Consensus, Dispersion and Security prices*


  • *

    Accepted by Gordon Richardson. This research has been funded by the Canadian Council of Research in Human Sciences and by the FCAR fund. The authors wish to thank I/B/E/S, which has provided them with the analysts' forecasts needed for the study, Pierre Lemieux, for his assistance in the data processing, and Isabelle Côté for helpful assistance.

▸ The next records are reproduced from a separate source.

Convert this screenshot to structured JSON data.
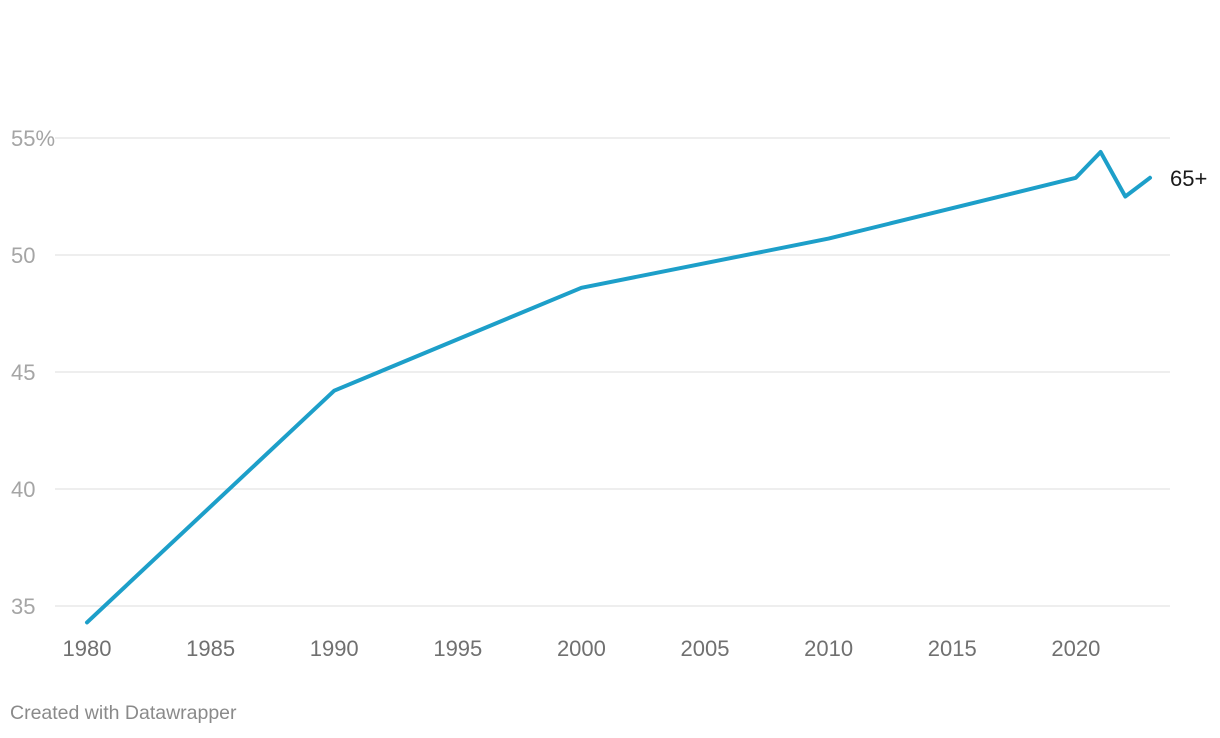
{
  "chart_data": {
    "type": "line",
    "title": "",
    "xlabel": "",
    "ylabel": "",
    "xlim": [
      1980,
      2023
    ],
    "ylim": [
      34.6,
      56.5
    ],
    "x_ticks": [
      {
        "value": 1980,
        "label": "1980"
      },
      {
        "value": 1985,
        "label": "1985"
      },
      {
        "value": 1990,
        "label": "1990"
      },
      {
        "value": 1995,
        "label": "1995"
      },
      {
        "value": 2000,
        "label": "2000"
      },
      {
        "value": 2005,
        "label": "2005"
      },
      {
        "value": 2010,
        "label": "2010"
      },
      {
        "value": 2015,
        "label": "2015"
      },
      {
        "value": 2020,
        "label": "2020"
      }
    ],
    "y_ticks": [
      {
        "value": 35,
        "label": "35"
      },
      {
        "value": 40,
        "label": "40"
      },
      {
        "value": 45,
        "label": "45"
      },
      {
        "value": 50,
        "label": "50"
      },
      {
        "value": 55,
        "label": "55%"
      }
    ],
    "grid": true,
    "legend": "none",
    "series": [
      {
        "name": "65+",
        "color": "#1d9fc9",
        "x": [
          1980,
          1990,
          2000,
          2010,
          2020,
          2021,
          2022,
          2023
        ],
        "values": [
          34.3,
          44.2,
          48.6,
          50.7,
          53.3,
          54.4,
          52.5,
          53.3
        ]
      }
    ]
  },
  "footer": {
    "credit": "Created with Datawrapper"
  }
}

Abstract. This study establishes and tests, within the framework of a noisy rational expectations equilibrium model, the existence of a formal linear relationship between security prices, the average (consensus) and the dispersion of agents' expectations. Variations in the average and in the dispersion of agents' expectations, measured by the earnings forecasts produced by financial analysts, which are gathered and made available by The Institutional Brokers Estimate System (I/B/E/S), have respectively a positive and negative effect on security prices. The difficulties raised by this estimation, as well as the institutional dimensions of the financial analysis industry are examined. The main results are the following: (1) the most important changes in consensus (in absolute value) correspond to the most important changes in dispersion in the analysts' forecasts, (2) the changes in the consensus and the dispersion of forecasts are respectively positively and negatively linked to Canadian security returns, but given the delay between the production and the public availability of the forecasts, an important part of the price adjustment occurs before the disclosure of forecast changes, (3) the effect on security returns of variations in the consensus dominates the effect of variations in the forecasts' dispersion. Thus, it seems that the impact of information arrival on security prices does not only depend on the direction and the magnitude of the expectations' average revision, but also depends on the direction and the magnitude of the change in the expectations' dispersion.